The leader of the Senate Democrats outlined his economic views in
a speech on January 4.
Yet nobody
disputes that the economy started weakening before Bush took office
and officially went into recession before he passed his tax cut.
The recession is the primary reason that projections of this year's
surplus are being revised downward possibly to zero or below.

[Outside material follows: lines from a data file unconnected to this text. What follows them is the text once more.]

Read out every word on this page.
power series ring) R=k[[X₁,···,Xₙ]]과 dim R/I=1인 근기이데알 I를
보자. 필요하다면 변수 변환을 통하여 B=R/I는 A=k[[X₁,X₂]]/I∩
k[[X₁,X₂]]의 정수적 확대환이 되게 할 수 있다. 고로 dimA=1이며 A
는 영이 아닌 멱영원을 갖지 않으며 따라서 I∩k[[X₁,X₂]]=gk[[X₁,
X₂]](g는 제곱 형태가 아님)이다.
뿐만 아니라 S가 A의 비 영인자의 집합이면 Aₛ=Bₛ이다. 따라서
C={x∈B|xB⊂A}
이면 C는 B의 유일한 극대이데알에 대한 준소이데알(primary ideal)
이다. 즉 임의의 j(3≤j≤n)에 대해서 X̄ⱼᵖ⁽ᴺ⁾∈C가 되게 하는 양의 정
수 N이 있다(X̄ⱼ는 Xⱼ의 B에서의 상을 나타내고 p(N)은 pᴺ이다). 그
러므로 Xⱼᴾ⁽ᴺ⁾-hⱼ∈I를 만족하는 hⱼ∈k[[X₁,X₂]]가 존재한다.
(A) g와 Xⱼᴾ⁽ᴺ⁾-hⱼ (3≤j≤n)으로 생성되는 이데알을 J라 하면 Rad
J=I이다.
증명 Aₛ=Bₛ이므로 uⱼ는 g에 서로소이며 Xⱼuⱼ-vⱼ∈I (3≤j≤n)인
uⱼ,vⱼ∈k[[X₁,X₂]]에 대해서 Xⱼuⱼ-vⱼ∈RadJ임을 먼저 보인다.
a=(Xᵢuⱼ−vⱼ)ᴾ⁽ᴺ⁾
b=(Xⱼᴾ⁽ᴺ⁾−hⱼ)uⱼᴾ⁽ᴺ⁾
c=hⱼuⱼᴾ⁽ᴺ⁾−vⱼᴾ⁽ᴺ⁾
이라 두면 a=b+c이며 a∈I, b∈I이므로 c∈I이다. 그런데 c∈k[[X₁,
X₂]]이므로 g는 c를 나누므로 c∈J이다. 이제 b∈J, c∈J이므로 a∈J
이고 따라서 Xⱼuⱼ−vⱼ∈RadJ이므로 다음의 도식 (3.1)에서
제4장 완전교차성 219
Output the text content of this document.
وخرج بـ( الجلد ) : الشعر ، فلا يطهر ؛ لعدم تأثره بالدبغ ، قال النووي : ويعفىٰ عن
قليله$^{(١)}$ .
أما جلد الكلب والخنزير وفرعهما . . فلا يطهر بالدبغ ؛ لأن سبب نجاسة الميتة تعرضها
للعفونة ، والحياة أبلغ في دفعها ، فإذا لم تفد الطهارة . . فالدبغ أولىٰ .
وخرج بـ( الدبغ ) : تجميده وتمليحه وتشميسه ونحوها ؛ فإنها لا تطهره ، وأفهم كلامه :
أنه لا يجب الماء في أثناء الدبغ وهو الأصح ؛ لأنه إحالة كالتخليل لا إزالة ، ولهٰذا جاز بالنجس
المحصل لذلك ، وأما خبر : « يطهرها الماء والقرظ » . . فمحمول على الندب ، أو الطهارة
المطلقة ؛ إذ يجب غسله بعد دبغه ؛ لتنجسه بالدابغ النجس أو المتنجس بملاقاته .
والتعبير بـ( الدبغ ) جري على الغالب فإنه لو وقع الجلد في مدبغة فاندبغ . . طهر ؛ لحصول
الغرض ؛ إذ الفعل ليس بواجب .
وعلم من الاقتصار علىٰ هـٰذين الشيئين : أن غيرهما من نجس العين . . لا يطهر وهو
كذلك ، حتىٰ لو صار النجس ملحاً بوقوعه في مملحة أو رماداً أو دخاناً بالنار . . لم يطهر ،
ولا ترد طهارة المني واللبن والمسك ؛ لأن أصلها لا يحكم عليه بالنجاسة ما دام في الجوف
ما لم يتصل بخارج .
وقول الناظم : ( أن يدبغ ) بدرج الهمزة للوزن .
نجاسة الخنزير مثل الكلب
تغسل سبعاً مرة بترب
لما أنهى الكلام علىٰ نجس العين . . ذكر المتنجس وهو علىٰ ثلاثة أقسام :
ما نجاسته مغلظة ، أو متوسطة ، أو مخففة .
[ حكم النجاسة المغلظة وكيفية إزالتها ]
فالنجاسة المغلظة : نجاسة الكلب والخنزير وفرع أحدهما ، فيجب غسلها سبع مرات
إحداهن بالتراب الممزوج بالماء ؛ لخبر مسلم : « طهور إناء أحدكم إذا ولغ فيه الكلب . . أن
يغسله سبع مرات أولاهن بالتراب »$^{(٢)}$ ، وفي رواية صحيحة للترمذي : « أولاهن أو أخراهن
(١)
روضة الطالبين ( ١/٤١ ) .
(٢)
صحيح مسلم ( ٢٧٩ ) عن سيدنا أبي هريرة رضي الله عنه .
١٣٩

That's not the fault of the tax cut, which is phased in too slowly
to have much budget impact yet. At most, a fifth of the deterioration
in the surplus is attributable to tax cuts. That's why Daschle plays
up the surplus projections for the next ten years, which are basically
worthless, rather than looking at this year's numbers.
Daschle could
have argued, as other liberals do, that Bush should have foreseen
that a recession would so reduce the surplus as to make his tax
cut unaffordable. But that amounts to saying that it's especially
worthwhile to keep high taxes during a recession which is
absurd.
Even if the
tax cut were responsible for the vanishing of the surplus, that
wouldn't establish that it had hurt the economy. So Daschle goes
on to claim that smaller surpluses raise interest rates. But long-term
interest rates have not historically moved in tandem with the federal
budget balance: Over the last year they have fallen even as the
surplus has gone. Nor are lower interest rates the key to higher
growth. They reflect the return to capital, and rising returns can
encourage investment.
Finally, even
if Daschle's analysis were correct, he offers no solution
as has been widely noted. He has too much political sense to call
for a repeal of Bush's tax cut. Indeed, he offers a grab-bag of
ineffectual tax cuts and new spending of his own. By his own logic,
they too should reduce the surplus, cause interest rates to rise,
and hurt the economy. Not only does Daschle's argument not make
sense, it doesn't even try to.
Bush responded
to Daschle's speech by calling his bluff on tax hikes. The president
appears to hold the whip hand on economic policy. He had been inclined
to compromise with the Democrats on a stimulus bill. But when they
proved recalcitrant Daschle at one point set the condition
that two-thirds of his caucus would have to agree to any deal
Republicans went on the attack. A modest expenditure of political
capital on the part of the president was enough to pin the blame
on Daschle for blocking a stimulus bill.
That's an inside-Washington
win it's not the same as actually getting a good bill. A
new year gives Bush a new chance to do that. While the politicians
have squabbled, the economy has shown some signs of perking up on
its own. But it still needs, and voters want, measures to increase
investment. To improve incentives to invest will require permanent
tax cuts, not temporary ones. The most effective cuts would probably
be in the capital-gains tax and the top income-tax rate. Bush should
insist on a stimulus bill worthy of the name.